Fish screens may be positive barriers (devices such as a perforated metal plate that physically prevents fish from passing) or behavioral barriers (devices that encourage fish to swim away). Most behavioral barriers are experimental and of unproven effectiveness.[2]: p. 4–19
Positive barriers are often effective at keeping aquatic organisms from entering a cooling system, but may also kill them by impinging them on the screens.[3] These barrier types are widely used and include:
Modified traveling screens
Fish handling and return systems
Horizontal, flat-plate screens with bypass water return systems
Cylindrical wedge wire screens
Fine-mesh screens
Fish net barriers.
Besides simply preventing fish from passing, fish screens are designed to minimize stress and injury that occur when fish impact the screen or are subjected to changes in water velocity and direction caused by the diversion.[2]: pp.4-3ff
The U.S. Environmental Protection Agency (EPA) has evaluated other barrier technologies and identified some as potentially effective, although not widely demonstrated (as of 2004):
Some fish screens are designed to protect a single species of fish (for example, salmon) and are not necessarily effective at protecting other fish species. Some screens are capable of protecting more than one species or type of life. Additionally, some screens may effectively protect juvenile and adult fish, but not fish eggs and larvae.[4]
The cost of a fish screen varies from thousands of US dollars for small, low-flow-rate screens to millions of US dollars in the case of very large custom-designed systems that filter a large flow of water. Maintenance costs can be significant, including repairs, removing trash, and adjusting the equipment for changes in stream conditions.

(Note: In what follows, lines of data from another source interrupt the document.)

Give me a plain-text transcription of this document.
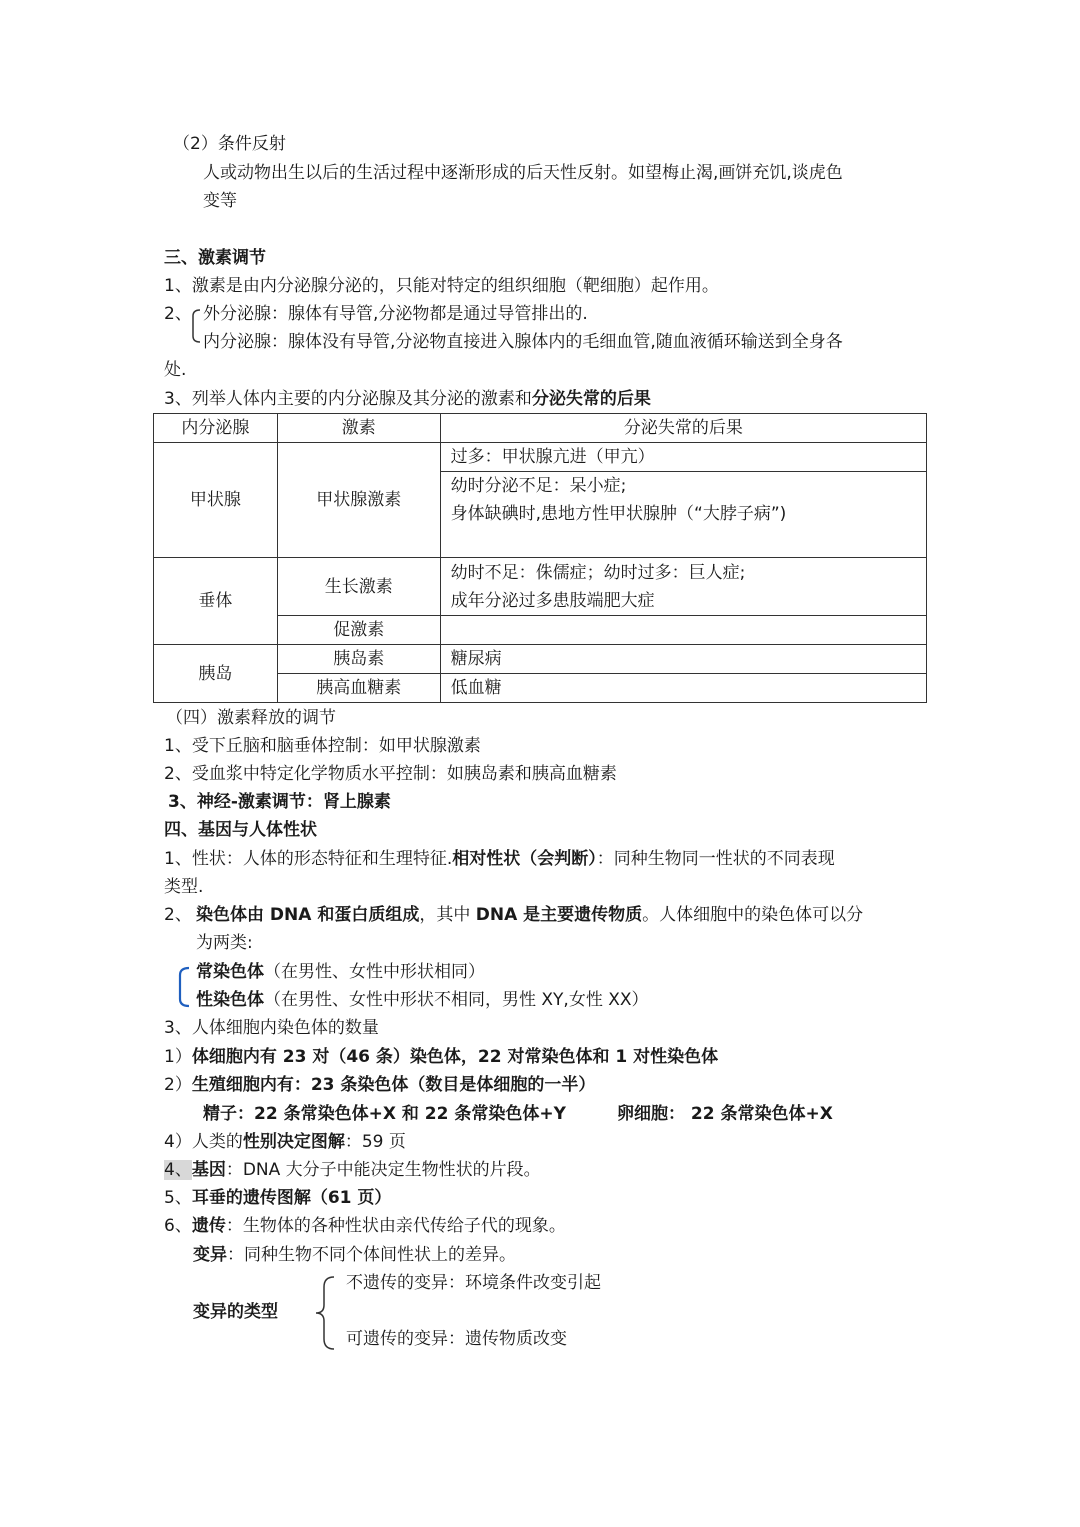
（2）条件反射
人或动物出生以后的生活过程中逐渐形成的后天性反射。如望梅止渴,画饼充饥,谈虎色
变等
三、激素调节
1、激素是由内分泌腺分泌的，只能对特定的组织细胞（靶细胞）起作用。
2、 外分泌腺：腺体有导管,分泌物都是通过导管排出的.
内分泌腺：腺体没有导管,分泌物直接进入腺体内的毛细血管,随血液循环输送到全身各
处.
3、列举人体内主要的内分泌腺及其分泌的激素和分泌失常的后果
内分泌腺	激素	分泌失常的后果
甲状腺	甲状腺激素	过多：甲状腺亢进（甲亢）

		幼时分泌不足：呆小症;
身体缺碘时,患地方性甲状腺肿（“大脖子病”)

垂体	生长激素	幼时不足：侏儒症；幼时过多：巨人症;
成年分泌过多患肢端肥大症

	促激素	
胰岛	胰岛素	糖尿病
	胰高血糖素	低血糖
（四）激素释放的调节
1、受下丘脑和脑垂体控制：如甲状腺激素
2、受血浆中特定化学物质水平控制：如胰岛素和胰高血糖素
3、神经-激素调节：肾上腺素
四、基因与人体性状
1、性状：人体的形态特征和生理特征.相对性状（会判断）：同种生物同一性状的不同表现
类型.
2、 染色体由 DNA 和蛋白质组成，其中 DNA 是主要遗传物质。人体细胞中的染色体可以分
为两类:
常染色体（在男性、女性中形状相同）
性染色体（在男性、女性中形状不相同，男性 XY,女性 XX）
3、人体细胞内染色体的数量
1）体细胞内有 23 对（46 条）染色体，22 对常染色体和 1 对性染色体
2）生殖细胞内有：23 条染色体（数目是体细胞的一半）
精子：22 条常染色体+X 和 22 条常染色体+Y	卵细胞： 22 条常染色体+X
4）人类的性别决定图解：59 页
4、基因：DNA 大分子中能决定生物性状的片段。
5、耳垂的遗传图解（61 页）
6、遗传：生物体的各种性状由亲代传给子代的现象。
变异：同种生物不同个体间性状上的差异。
不遗传的变异：环境条件改变引起
变异的类型
可遗传的变异：遗传物质改变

Non-industrial applications
For some low volume, non-industrial water diversion applications, there are screens available that have no moving parts, do not require electricity, and have very little need for maintenance.[5]
Impacts on aquatic life
Many power plants and other industries in the U.S. continue to use screens that impinge fish. For example, the cooling system at the Indian Point Energy Center in New York was claimed to kill over a billion fish eggs and larvae annually.[6] At the Bay Shore Power Plant in Ohio, 46 million fish were killed over an 18-month period.[3][7] Organisms that pass through the screens are killed or stressed (depending on the species) as they become entrained in the cooling system.[4] 208 million fish eggs and over 2 billion small and larval fish were entrained at the Bay Shore plant over the same 18 months.[7] EPA estimates that billions of fish and other organisms are killed each year in cooling water intakes.[8]
Legal requirements
In the United States, the National Marine Fisheries Service, a division of NOAA, mandates positive-barrier fishscreens in most new diversions from waterways where endangered or threatened fish species occur. Some existing unscreened diversions whose construction pre-dates fish-screen mandates are allowed to continue operating by grandfather rule.[citation needed]
The U.S. Clean Water Act requires EPA to issue regulations on industrial cooling water intake structures.[9] The agency issued regulations for new facilities in 2001 (amended 2003),[10] and for existing facilities in 2014.[11]